Like many other people, I grew up reading The Berenstein Bears. Or so I thought. However, it turns out that the series (and the bear family’s surname) is spelled Berenstain.
Sounds suspicious to me. How do you explain a persistent, collective group memory that Berenstain is really Berenstein?
Of course, he would say that if he’s in on the conspiracy.
One popular theory, dating back to 2012, proposes that this is evidence of a parallel universe in which the Berenstain doppleganger is Berenstein.
Sounds a little implausible to me.
I prefer a more down-to-earth conspiracy.
And that brings me to the Comma Johanneum, a short clause appearing in 1 John 5:7-8 which provides the most powerful and succinct summary statement of the Trinity in the New Testament. Here it is in the KJV:
7. For there are three that bear record in heaven,
the Father, the Word, and the Holy Ghost:
and these three are one.
8. And there are three that bear witness in earth,
the spirit, and the water, and the blood:
and these three agree in one.
Beginning with Erasmus in the 16th century, scholars have been challenging the integrity of this text, not least because it is not to be found in the earliest manuscripts. And so a consensus emerged that this longer and robustly Trinitarian text was an interpolation. As a result, contemporary Bibles have a significantly shorter (and not obviously Trinitarian) rendering in keeping with the earliest manuscripts, as in the NIV:
“For there are three that testify: 8 the Spirit, the water and the blood; and the three are in agreement.”

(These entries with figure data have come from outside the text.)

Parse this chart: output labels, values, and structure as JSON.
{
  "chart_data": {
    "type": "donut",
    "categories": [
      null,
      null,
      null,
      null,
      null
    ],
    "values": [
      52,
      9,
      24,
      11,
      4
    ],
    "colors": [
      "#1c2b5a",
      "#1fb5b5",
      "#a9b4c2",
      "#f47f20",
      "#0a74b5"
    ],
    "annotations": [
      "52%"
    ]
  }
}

But the Comma Johanneum has always had its defenders. So how do they explain the lack of early textual support? One theory, dating at least to the early 17th century, attributes the lack of support in the earliest manuscripts to an Arian conspiracy. In short, non-Trinitarians malevolently removed the Trinitarian texts from the historical record in a bid to promote their theological perspective.

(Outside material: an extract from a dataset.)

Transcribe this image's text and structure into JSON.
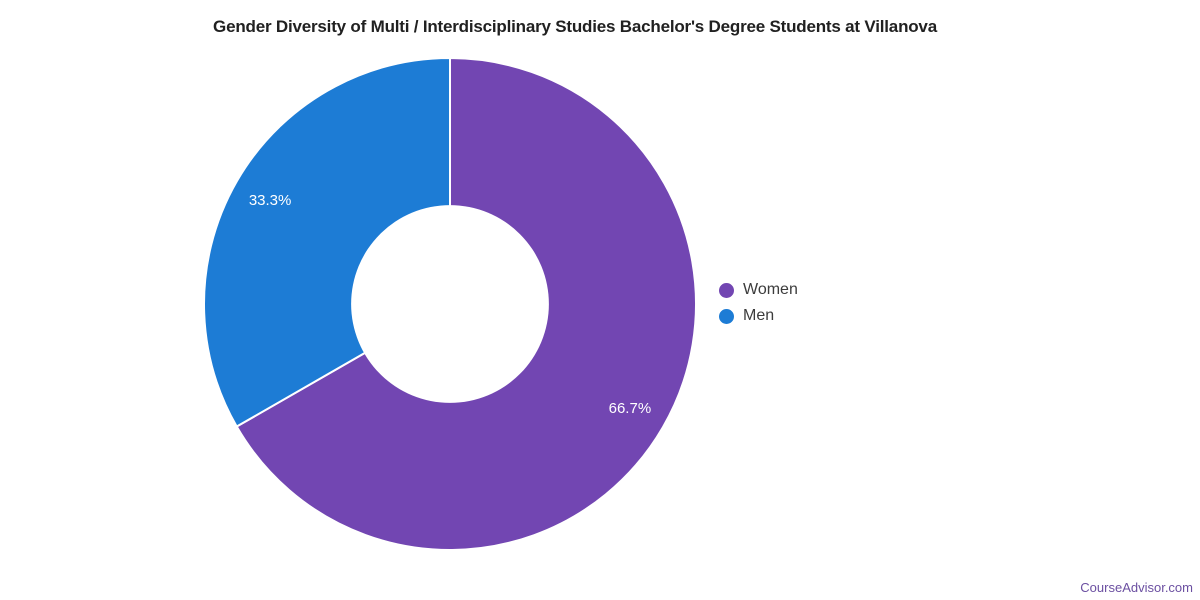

That may sound rather implausible, I must admit. But perhaps something like this happened with our present case. Could it be that some shadowy and very powerful interest (e.g. an “Eastern Syndicate”) has amended the record by changing all references to “Berenstein” in books, film, and elsewhere, to “Berenstain”? And the only remaining evidence to the contrary is our collective memory of “Berenstein”?
This morning I asked my thirteen year old how the name is spelled. She responded by spelling out “B-E-R-E-N-S-T-E-I-N”. When I pointed out her “error” she replied:
“It’s spelled with an ‘a’? That’s so weird!”
Indeed, it is “weird”.
Then after about a minute she added:
“But I remember it being spelled with an ‘e’.”

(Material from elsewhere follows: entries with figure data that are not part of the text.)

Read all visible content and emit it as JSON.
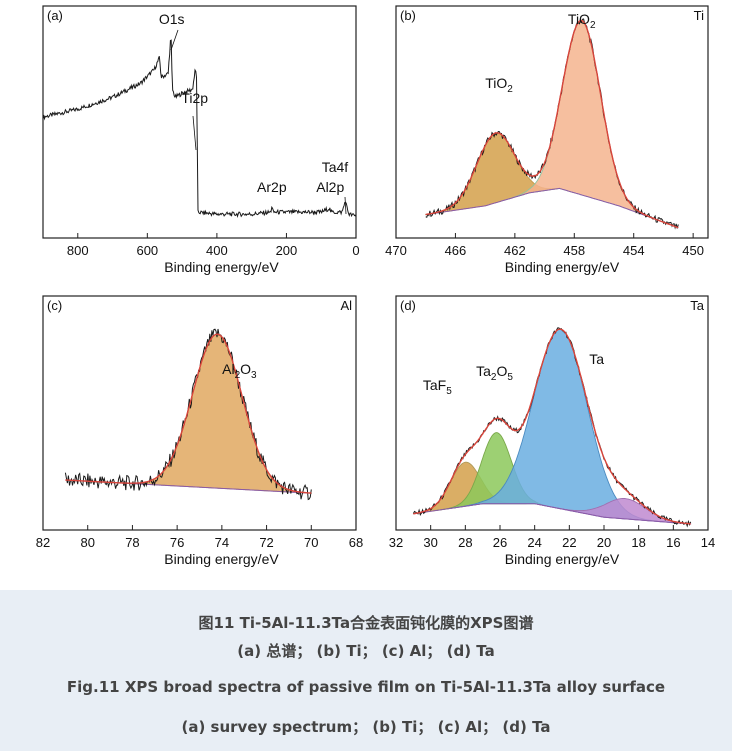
{
  "caption": {
    "cn_title": "图11 Ti-5Al-11.3Ta合金表面钝化膜的XPS图谱",
    "cn_sub": "(a) 总谱； (b) Ti； (c) Al； (d) Ta",
    "en_title": "Fig.11 XPS broad spectra of passive film on Ti-5Al-11.3Ta alloy surface",
    "en_sub": "(a) survey spectrum； (b) Ti； (c) Al； (d) Ta"
  },
  "colors": {
    "frame": "#222222",
    "spectrum": "#1a1a1a",
    "envelope": "#d9453b",
    "background_line": "#8a5aa8",
    "tio2_fill": "#f5b48e",
    "tio2_small_fill": "#d4a04a",
    "al2o3_fill": "#e0a860",
    "ta_fill": "#6aaee0",
    "ta2o5_fill": "#8cc85a",
    "taf5_fill": "#d4a04a",
    "tail_fill": "#c08ad0"
  },
  "chart_data": [
    {
      "panel": "(a)",
      "type": "line",
      "xlabel": "Binding energy/eV",
      "ylabel": "",
      "xlim": [
        900,
        0
      ],
      "reversed_x": true,
      "x_ticks": [
        "800",
        "600",
        "400",
        "200",
        "0"
      ],
      "peak_labels": [
        {
          "text": "O1s",
          "x": 530
        },
        {
          "text": "Ti2p",
          "x": 458
        },
        {
          "text": "Ar2p",
          "x": 242
        },
        {
          "text": "Al2p",
          "x": 74
        },
        {
          "text": "Ta4f",
          "x": 26
        }
      ],
      "series": [
        {
          "values": [
            [
              900,
              58
            ],
            [
              800,
              62
            ],
            [
              700,
              68
            ],
            [
              620,
              75
            ],
            [
              580,
              82
            ],
            [
              565,
              88
            ],
            [
              560,
              78
            ],
            [
              540,
              80
            ],
            [
              532,
              100
            ],
            [
              528,
              72
            ],
            [
              520,
              68
            ],
            [
              500,
              70
            ],
            [
              470,
              72
            ],
            [
              462,
              82
            ],
            [
              458,
              78
            ],
            [
              455,
              10
            ],
            [
              400,
              9
            ],
            [
              300,
              9
            ],
            [
              245,
              10
            ],
            [
              242,
              13
            ],
            [
              238,
              10
            ],
            [
              150,
              10
            ],
            [
              100,
              10
            ],
            [
              76,
              12
            ],
            [
              72,
              10
            ],
            [
              40,
              10
            ],
            [
              30,
              16
            ],
            [
              26,
              12
            ],
            [
              20,
              9
            ],
            [
              0,
              8
            ]
          ]
        }
      ]
    },
    {
      "panel": "(b)",
      "corner_label": "Ti",
      "type": "area",
      "xlabel": "Binding energy/eV",
      "xlim": [
        470,
        449
      ],
      "reversed_x": true,
      "x_ticks": [
        "470",
        "466",
        "462",
        "458",
        "454",
        "450"
      ],
      "peak_labels": [
        {
          "text": "TiO",
          "sub": "2",
          "x": 463.2
        },
        {
          "text": "TiO",
          "sub": "2",
          "x": 457.5
        }
      ],
      "components": [
        {
          "name": "TiO2",
          "center": 463.3,
          "fwhm": 3.0,
          "height": 32
        },
        {
          "name": "TiO2",
          "center": 457.5,
          "fwhm": 3.0,
          "height": 80
        }
      ],
      "background": [
        [
          468,
          8
        ],
        [
          464,
          12
        ],
        [
          461,
          18
        ],
        [
          459,
          20
        ],
        [
          455,
          12
        ],
        [
          451,
          2
        ]
      ]
    },
    {
      "panel": "(c)",
      "corner_label": "Al",
      "type": "area",
      "xlabel": "Binding energy/eV",
      "xlim": [
        82,
        68
      ],
      "reversed_x": true,
      "x_ticks": [
        "82",
        "80",
        "78",
        "76",
        "74",
        "72",
        "70",
        "68"
      ],
      "peak_labels": [
        {
          "text": "Al",
          "sub": "2",
          "text2": "O",
          "sub2": "3",
          "x": 74.2
        }
      ],
      "components": [
        {
          "name": "Al2O3",
          "center": 74.2,
          "fwhm": 2.6,
          "height": 70
        }
      ],
      "background": [
        [
          81,
          20
        ],
        [
          70,
          14
        ]
      ]
    },
    {
      "panel": "(d)",
      "corner_label": "Ta",
      "type": "area",
      "xlabel": "Binding energy/eV",
      "xlim": [
        32,
        14
      ],
      "reversed_x": true,
      "x_ticks": [
        "32",
        "30",
        "28",
        "26",
        "24",
        "22",
        "20",
        "18",
        "16",
        "14"
      ],
      "peak_labels": [
        {
          "text": "TaF",
          "sub": "5",
          "x": 28.0
        },
        {
          "text": "Ta",
          "sub": "2",
          "text2": "O",
          "sub2": "5",
          "x": 26.2
        },
        {
          "text": "Ta",
          "x": 22.5
        }
      ],
      "components": [
        {
          "name": "TaF5",
          "center": 28.0,
          "fwhm": 2.0,
          "height": 26
        },
        {
          "name": "Ta2O5",
          "center": 26.2,
          "fwhm": 2.0,
          "height": 42
        },
        {
          "name": "Ta",
          "center": 22.5,
          "fwhm": 3.6,
          "height": 106
        },
        {
          "name": "",
          "center": 18.8,
          "fwhm": 2.8,
          "height": 12
        }
      ],
      "background": [
        [
          31,
          6
        ],
        [
          27,
          12
        ],
        [
          24,
          12
        ],
        [
          20,
          4
        ],
        [
          15,
          0
        ]
      ]
    }
  ]
}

Indeed, so do the rest of us.
And after another minute:
“‘Berenstain’ doesn’t seem right!”
You’re right. It doesn’t.
So now we know that the change must have occurred within the last decade or so. The question is why? What is that shadowy Eastern Syndicate up to?
Whatever it is, it ain’t good.
By the way, my daughter just “discovered” that Charlie Brown cartoonist Charles Shulz doesn’t have a “t” in his last name, despite the fact that we both remember it being there.